情報処理安全確保支援士令和4年秋期 午前U 問6

午前U 問6

パスワードスプレー攻撃に該当するものはどれか。
  • 攻撃対象とする利用者IDを一つ定め,辞書及び人名リストに掲載されている単語及び人名並びにそれらの組合せを順にパスワードとして入力して,ログインを試行する。
  • 攻撃対象とする利用者IDを一つ定め,パスワードを総当たりして,ログインを試行する。
  • 攻撃の時刻と攻撃元IPアドレスとを変え,かつ,アカウントロックを回避しながらよく用いられるパスワードを複数の利用者IDに同時に試し,ログインを試行する。
  • 不正に取得したある他のサイトの利用者IDとパスワードとの組みの一覧表を用いて,ログインを試行する。

分類

テクノロジ系 » セキュリティ » 情報セキュリティ

正解

解説

パスワードスプレー攻撃は、よく用いられるパスワードを1個または数個用意し、アカウントロックを回避しつつ複数の利用者IDに同時に試すことを繰り返して不正ログインを試みる攻撃です。別名、ローアンドスロー攻撃とも呼ばれます。

ログイン機構ではブルートフォース攻撃を防止するために、一定時間に一定回数以上のログイン失敗があるとアカウントにロックが掛かり、それ以上ログイン試行ができない仕様になっていることが普通です。パスワードスプレー攻撃では、攻撃元のIPアドレスを複数用意する、ログインできなければ一定の間隔を置いて再試行するなどの工作をし、一見すると正規ユーザの認証失敗のように見せることで、不正アクセスとして検知することを難しくしています。

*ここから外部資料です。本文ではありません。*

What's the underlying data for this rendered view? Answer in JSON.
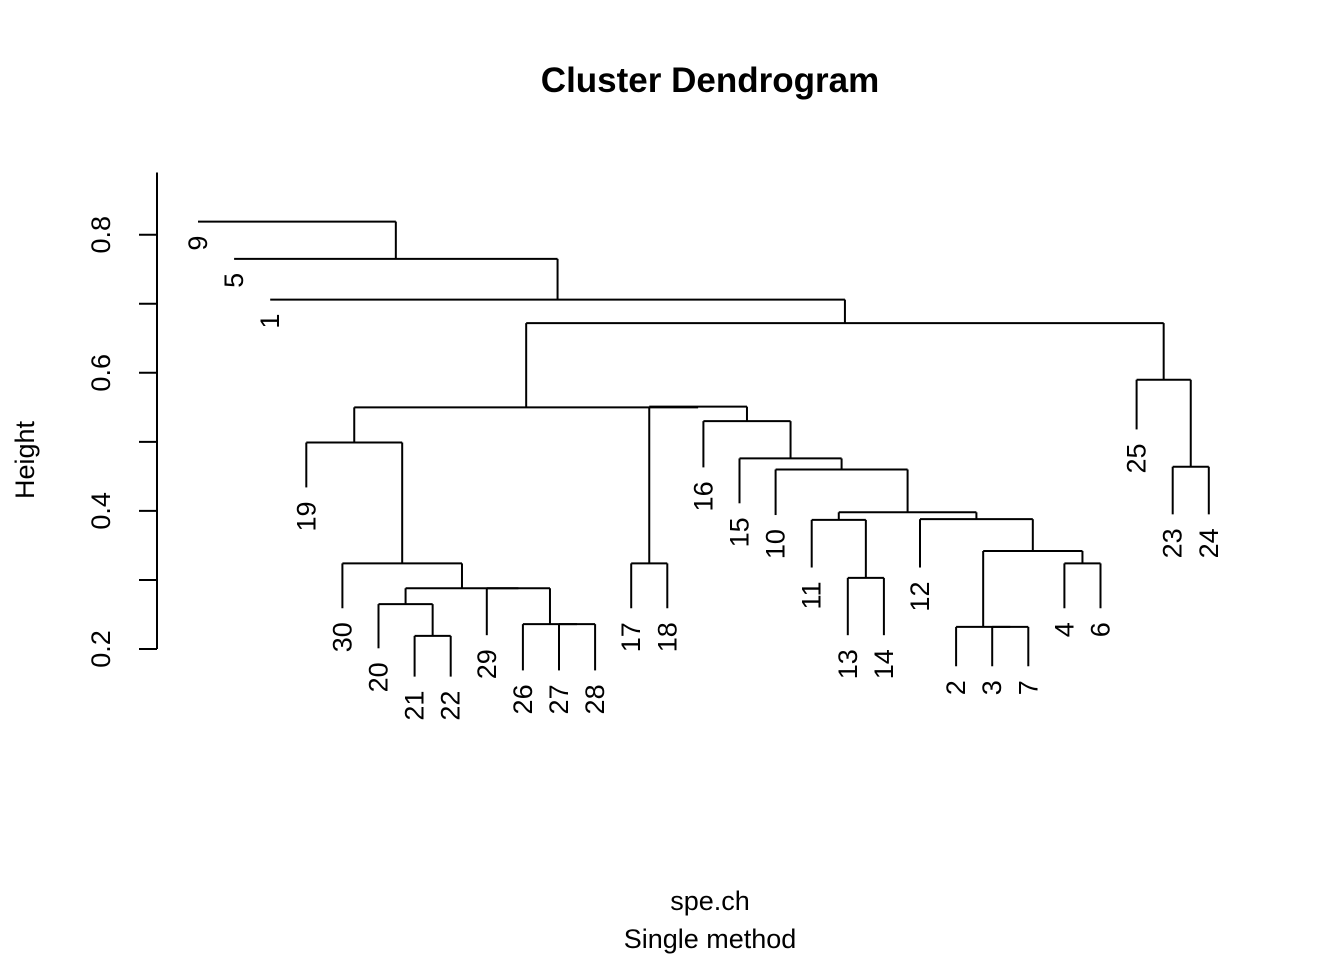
{
  "chart_data": {
    "type": "dendrogram",
    "title": "Cluster Dendrogram",
    "xlabel": "spe.ch",
    "sub": "Single method",
    "ylabel": "Height",
    "ylim": [
      0.2,
      0.9
    ],
    "yticks": [
      0.2,
      0.4,
      0.6,
      0.8
    ],
    "ytick_labels": [
      "0.2",
      "0.4",
      "0.6",
      "0.8"
    ],
    "leaf_order": [
      "9",
      "5",
      "1",
      "19",
      "30",
      "20",
      "21",
      "22",
      "29",
      "26",
      "27",
      "28",
      "17",
      "18",
      "16",
      "15",
      "10",
      "11",
      "13",
      "14",
      "12",
      "2",
      "3",
      "7",
      "4",
      "6",
      "25",
      "23",
      "24"
    ],
    "leaf_heights": [
      0.819,
      0.765,
      0.706,
      0.434,
      0.259,
      0.201,
      0.16,
      0.16,
      0.22,
      0.169,
      0.169,
      0.169,
      0.259,
      0.259,
      0.463,
      0.411,
      0.394,
      0.318,
      0.22,
      0.22,
      0.318,
      0.175,
      0.175,
      0.175,
      0.259,
      0.259,
      0.518,
      0.395,
      0.395
    ],
    "merges": [
      [
        0.819,
        -1,
        14
      ],
      [
        0.819,
        13,
        27
      ],
      [
        0.765,
        -2,
        14
      ],
      [
        0.765,
        3,
        25
      ],
      [
        0.706,
        -3,
        14
      ],
      [
        0.706,
        4,
        24
      ],
      [
        0.672,
        12,
        23
      ],
      [
        0.672,
        18,
        22
      ],
      [
        0.59,
        -27,
        23
      ],
      [
        0.59,
        21,
        23
      ],
      [
        0.464,
        -28,
        -29
      ],
      [
        0.55,
        11,
        19
      ],
      [
        0.55,
        15,
        20
      ],
      [
        0.499,
        -4,
        10
      ],
      [
        0.499,
        7,
        10
      ],
      [
        0.324,
        -5,
        9
      ],
      [
        0.324,
        8,
        9
      ],
      [
        0.288,
        5,
        8
      ],
      [
        0.288,
        6,
        8
      ],
      [
        0.265,
        -6,
        7
      ],
      [
        0.265,
        1,
        7
      ],
      [
        0.219,
        -7,
        -8
      ],
      [
        0.287,
        -9,
        6
      ],
      [
        0.288,
        3,
        6
      ],
      [
        0.236,
        -10,
        5
      ],
      [
        0.236,
        2,
        5
      ],
      [
        0.235,
        -11,
        -12
      ],
      [
        0.551,
        17,
        18
      ],
      [
        0.55,
        14,
        18
      ],
      [
        0.324,
        -13,
        -14
      ],
      [
        0.53,
        -15,
        16
      ],
      [
        0.53,
        13,
        16
      ],
      [
        0.476,
        -16,
        15
      ],
      [
        0.476,
        12,
        15
      ],
      [
        0.46,
        -17,
        14
      ],
      [
        0.46,
        11,
        14
      ],
      [
        0.398,
        9,
        13
      ],
      [
        0.398,
        10,
        13
      ],
      [
        0.387,
        -18,
        12
      ],
      [
        0.387,
        4,
        12
      ],
      [
        0.303,
        -19,
        -20
      ],
      [
        0.388,
        -21,
        11
      ],
      [
        0.388,
        8,
        11
      ],
      [
        0.342,
        7,
        10
      ],
      [
        0.342,
        6,
        10
      ],
      [
        0.232,
        -22,
        9
      ],
      [
        0.232,
        1,
        9
      ],
      [
        0.23,
        -23,
        -24
      ],
      [
        0.324,
        -25,
        -26
      ]
    ]
  }
}
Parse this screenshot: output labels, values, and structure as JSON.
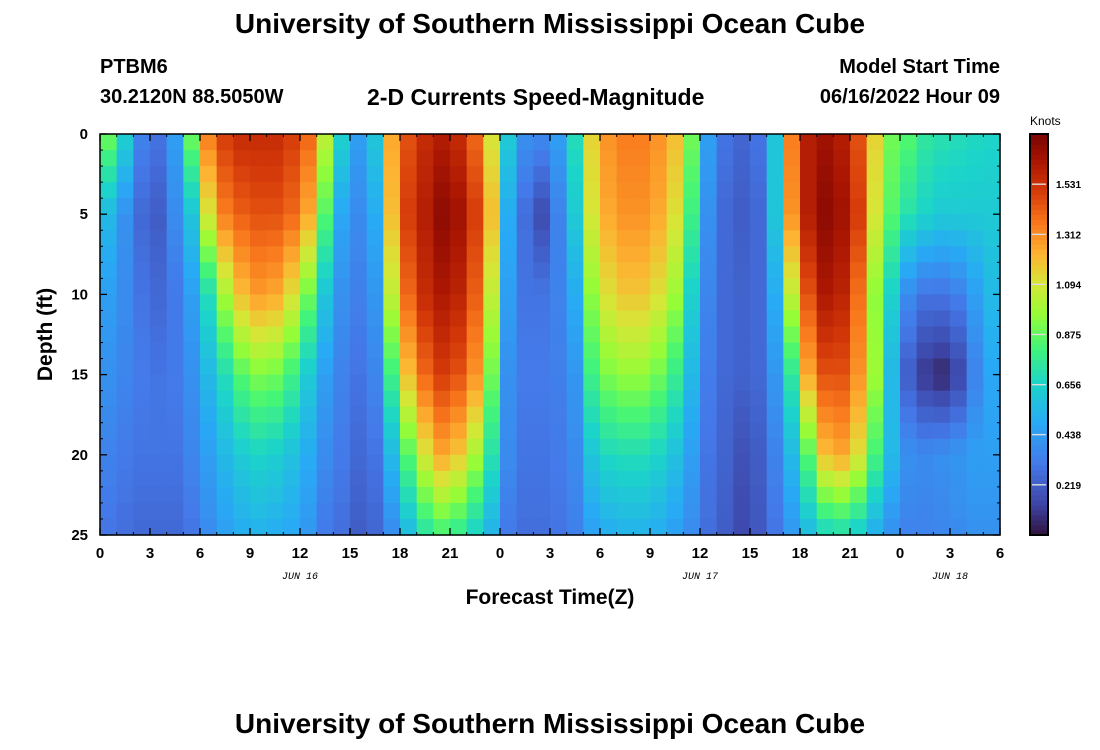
{
  "header": {
    "title": "University of Southern Mississippi Ocean Cube",
    "station": "PTBM6",
    "coords": "30.2120N  88.5050W",
    "chart_title": "2-D Currents Speed-Magnitude",
    "model_start_label": "Model Start Time",
    "model_start_value": "06/16/2022 Hour 09"
  },
  "footer": {
    "title": "University of Southern Mississippi Ocean Cube"
  },
  "chart_data": {
    "type": "heatmap",
    "title": "2-D Currents Speed-Magnitude",
    "xlabel": "Forecast Time(Z)",
    "ylabel": "Depth (ft)",
    "x_ticks": [
      "0",
      "3",
      "6",
      "9",
      "12",
      "15",
      "18",
      "21",
      "0",
      "3",
      "6",
      "9",
      "12",
      "15",
      "18",
      "21",
      "0",
      "3",
      "6"
    ],
    "x_range_hours": [
      0,
      54
    ],
    "date_labels": [
      {
        "label": "JUN 16",
        "hour": 12
      },
      {
        "label": "JUN 17",
        "hour": 36
      },
      {
        "label": "JUN 18",
        "hour": 51
      }
    ],
    "y_ticks": [
      0,
      5,
      10,
      15,
      20,
      25
    ],
    "ylim": [
      0,
      25
    ],
    "colorbar": {
      "title": "Knots",
      "ticks": [
        0.219,
        0.438,
        0.656,
        0.875,
        1.094,
        1.312,
        1.531
      ],
      "range": [
        0,
        1.75
      ]
    },
    "x_resolution_hours": 1,
    "y_resolution_ft": 1,
    "grid_profiles": {
      "description": "Approximate speed (knots) per hourly column at selected depths (ft); interpolated between depths",
      "depths": [
        0,
        5,
        10,
        15,
        20,
        25
      ],
      "columns": [
        [
          0.9,
          0.55,
          0.45,
          0.4,
          0.35,
          0.3
        ],
        [
          0.65,
          0.4,
          0.38,
          0.36,
          0.32,
          0.28
        ],
        [
          0.35,
          0.26,
          0.3,
          0.32,
          0.3,
          0.26
        ],
        [
          0.3,
          0.22,
          0.26,
          0.3,
          0.3,
          0.26
        ],
        [
          0.45,
          0.38,
          0.32,
          0.32,
          0.3,
          0.26
        ],
        [
          0.9,
          0.6,
          0.45,
          0.4,
          0.36,
          0.3
        ],
        [
          1.35,
          1.1,
          0.7,
          0.55,
          0.45,
          0.38
        ],
        [
          1.5,
          1.35,
          1.0,
          0.7,
          0.55,
          0.45
        ],
        [
          1.55,
          1.42,
          1.2,
          0.85,
          0.62,
          0.5
        ],
        [
          1.55,
          1.45,
          1.28,
          0.92,
          0.66,
          0.52
        ],
        [
          1.55,
          1.45,
          1.25,
          0.9,
          0.64,
          0.5
        ],
        [
          1.5,
          1.4,
          1.12,
          0.8,
          0.58,
          0.48
        ],
        [
          1.4,
          1.25,
          0.9,
          0.62,
          0.5,
          0.42
        ],
        [
          1.05,
          0.85,
          0.6,
          0.45,
          0.38,
          0.32
        ],
        [
          0.65,
          0.48,
          0.4,
          0.35,
          0.32,
          0.28
        ],
        [
          0.45,
          0.38,
          0.34,
          0.3,
          0.26,
          0.22
        ],
        [
          0.6,
          0.5,
          0.42,
          0.36,
          0.3,
          0.25
        ],
        [
          1.25,
          1.2,
          1.05,
          0.8,
          0.55,
          0.38
        ],
        [
          1.45,
          1.5,
          1.4,
          1.2,
          0.85,
          0.55
        ],
        [
          1.55,
          1.6,
          1.55,
          1.4,
          1.1,
          0.72
        ],
        [
          1.6,
          1.7,
          1.62,
          1.5,
          1.25,
          0.8
        ],
        [
          1.55,
          1.65,
          1.58,
          1.45,
          1.18,
          0.75
        ],
        [
          1.4,
          1.5,
          1.42,
          1.3,
          1.0,
          0.65
        ],
        [
          1.1,
          1.2,
          1.05,
          0.9,
          0.72,
          0.52
        ],
        [
          0.62,
          0.5,
          0.45,
          0.4,
          0.38,
          0.32
        ],
        [
          0.4,
          0.28,
          0.3,
          0.32,
          0.3,
          0.28
        ],
        [
          0.38,
          0.16,
          0.3,
          0.32,
          0.3,
          0.28
        ],
        [
          0.45,
          0.35,
          0.35,
          0.34,
          0.32,
          0.3
        ],
        [
          0.7,
          0.62,
          0.5,
          0.42,
          0.38,
          0.34
        ],
        [
          1.15,
          1.1,
          0.95,
          0.8,
          0.6,
          0.45
        ],
        [
          1.3,
          1.25,
          1.12,
          0.92,
          0.68,
          0.5
        ],
        [
          1.35,
          1.3,
          1.18,
          0.96,
          0.7,
          0.52
        ],
        [
          1.35,
          1.3,
          1.18,
          0.96,
          0.7,
          0.52
        ],
        [
          1.3,
          1.25,
          1.12,
          0.9,
          0.66,
          0.5
        ],
        [
          1.2,
          1.12,
          0.98,
          0.78,
          0.58,
          0.45
        ],
        [
          0.9,
          0.8,
          0.65,
          0.55,
          0.45,
          0.38
        ],
        [
          0.45,
          0.4,
          0.36,
          0.33,
          0.3,
          0.28
        ],
        [
          0.3,
          0.26,
          0.26,
          0.26,
          0.24,
          0.22
        ],
        [
          0.25,
          0.22,
          0.24,
          0.24,
          0.18,
          0.15
        ],
        [
          0.3,
          0.26,
          0.26,
          0.26,
          0.22,
          0.2
        ],
        [
          0.6,
          0.6,
          0.5,
          0.42,
          0.35,
          0.3
        ],
        [
          1.35,
          1.3,
          1.05,
          0.75,
          0.55,
          0.42
        ],
        [
          1.6,
          1.6,
          1.45,
          1.25,
          0.85,
          0.55
        ],
        [
          1.65,
          1.7,
          1.62,
          1.45,
          1.2,
          0.65
        ],
        [
          1.6,
          1.65,
          1.58,
          1.45,
          1.25,
          0.68
        ],
        [
          1.45,
          1.5,
          1.38,
          1.3,
          1.12,
          0.62
        ],
        [
          1.15,
          1.1,
          0.95,
          0.98,
          0.82,
          0.5
        ],
        [
          0.9,
          0.85,
          0.65,
          0.55,
          0.55,
          0.4
        ],
        [
          0.85,
          0.72,
          0.38,
          0.22,
          0.4,
          0.35
        ],
        [
          0.75,
          0.66,
          0.3,
          0.1,
          0.38,
          0.35
        ],
        [
          0.72,
          0.62,
          0.3,
          0.06,
          0.4,
          0.36
        ],
        [
          0.7,
          0.62,
          0.34,
          0.14,
          0.42,
          0.38
        ],
        [
          0.68,
          0.62,
          0.45,
          0.35,
          0.45,
          0.4
        ],
        [
          0.66,
          0.62,
          0.55,
          0.48,
          0.45,
          0.4
        ],
        [
          0.66,
          0.62,
          0.55,
          0.48,
          0.45,
          0.4
        ]
      ]
    }
  }
}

パスワードスプレー攻撃の防御策は、他のパスワード攻撃への対策と同様に、推測されにくい安全なパスワード設定を行う(それを促すためのパスワードポリシーの設定)、多要素認証を行うことなどです。また攻撃を受けた痕跡を検知するためにアクセスログを収集し分析することも大切です。管理者の分析と対応を支援する仕組みには、集められたログデータを収集・分析して異常を検知し通知するSIEM(Security Information And Event Management)や、クラウドサービスへのアクセスや利用状況を可視化・分析するCASB(Cloud Access Security Broker)などがあります。
  • 辞書攻撃の説明です。
  • ブルートフォース攻撃の説明です。これとは逆にパスワードを固定し、利用者IDを変えてログイン試行を繰り返すのがリバースブルートフォース攻撃ですが、アカウントロックを避けるために時間をかけて不正ログインを試みるという点でパスワードスプレー攻撃とは異なっています。
  • 正しい。パスワードスプレー攻撃に該当します。
  • パスワードリスト攻撃の説明です。